Cellphones a flight risk? Could be on some Boeing planes, US aviation authority says
- Some 737 and 777 models equipped with cockpit screens vulnerable to ‘blanking’ due to interference from Wi-fi, mobile phones
- Potentially hundreds of planes worldwide still flying with systems found unsafe by US Federal Aviation Administration

US government officials in 2014 revealed an alarming safety issue: passenger cellphones and other types of radio signals could pose a crash threat to some models of Boeing 737 and 777 aircraft.
More than 1,300 planes registered in the US were equipped with cockpit screens vulnerable to interference from Wi-fi, mobile phones and even outside frequencies such as weather radar, according to the US Federal Aviation Administration, which gave airlines until November 2019 to replace the units made by Honeywell International.

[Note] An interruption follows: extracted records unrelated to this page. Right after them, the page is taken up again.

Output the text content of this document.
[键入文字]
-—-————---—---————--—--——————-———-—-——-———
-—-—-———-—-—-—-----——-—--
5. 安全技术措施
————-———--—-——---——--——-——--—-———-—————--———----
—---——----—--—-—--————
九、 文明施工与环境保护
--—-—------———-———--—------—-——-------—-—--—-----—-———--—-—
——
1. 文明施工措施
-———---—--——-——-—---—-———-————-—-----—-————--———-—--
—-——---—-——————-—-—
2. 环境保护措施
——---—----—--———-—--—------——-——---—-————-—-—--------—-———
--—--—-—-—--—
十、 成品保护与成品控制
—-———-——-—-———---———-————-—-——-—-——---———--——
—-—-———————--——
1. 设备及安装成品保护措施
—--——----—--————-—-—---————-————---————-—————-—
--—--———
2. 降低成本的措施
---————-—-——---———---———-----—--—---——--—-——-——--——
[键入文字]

Today, potentially hundreds of planes worldwide are still flying with the unsafe systems cited in the FAA report. Flight-critical data including airspeed, altitude and navigation could disappear and “result in loss of airplane control at an altitude insufficient for recovery”, the FAA said in the safety bulletin, known as an airworthiness directive.
Honeywell has not heard of any blanking display screens caused by mobile phones or other radio frequencies while an airplane was in flight, spokeswoman Nina Krauss said.
Due to no known cause for a known recurring problem, I refused the aircraft for the next leg
When airlines and Honeywell argued that radio signals were unlikely to cause safety problems during flight, though, the FAA countered that it had run tests on in-service planes – and the aircraft flunked.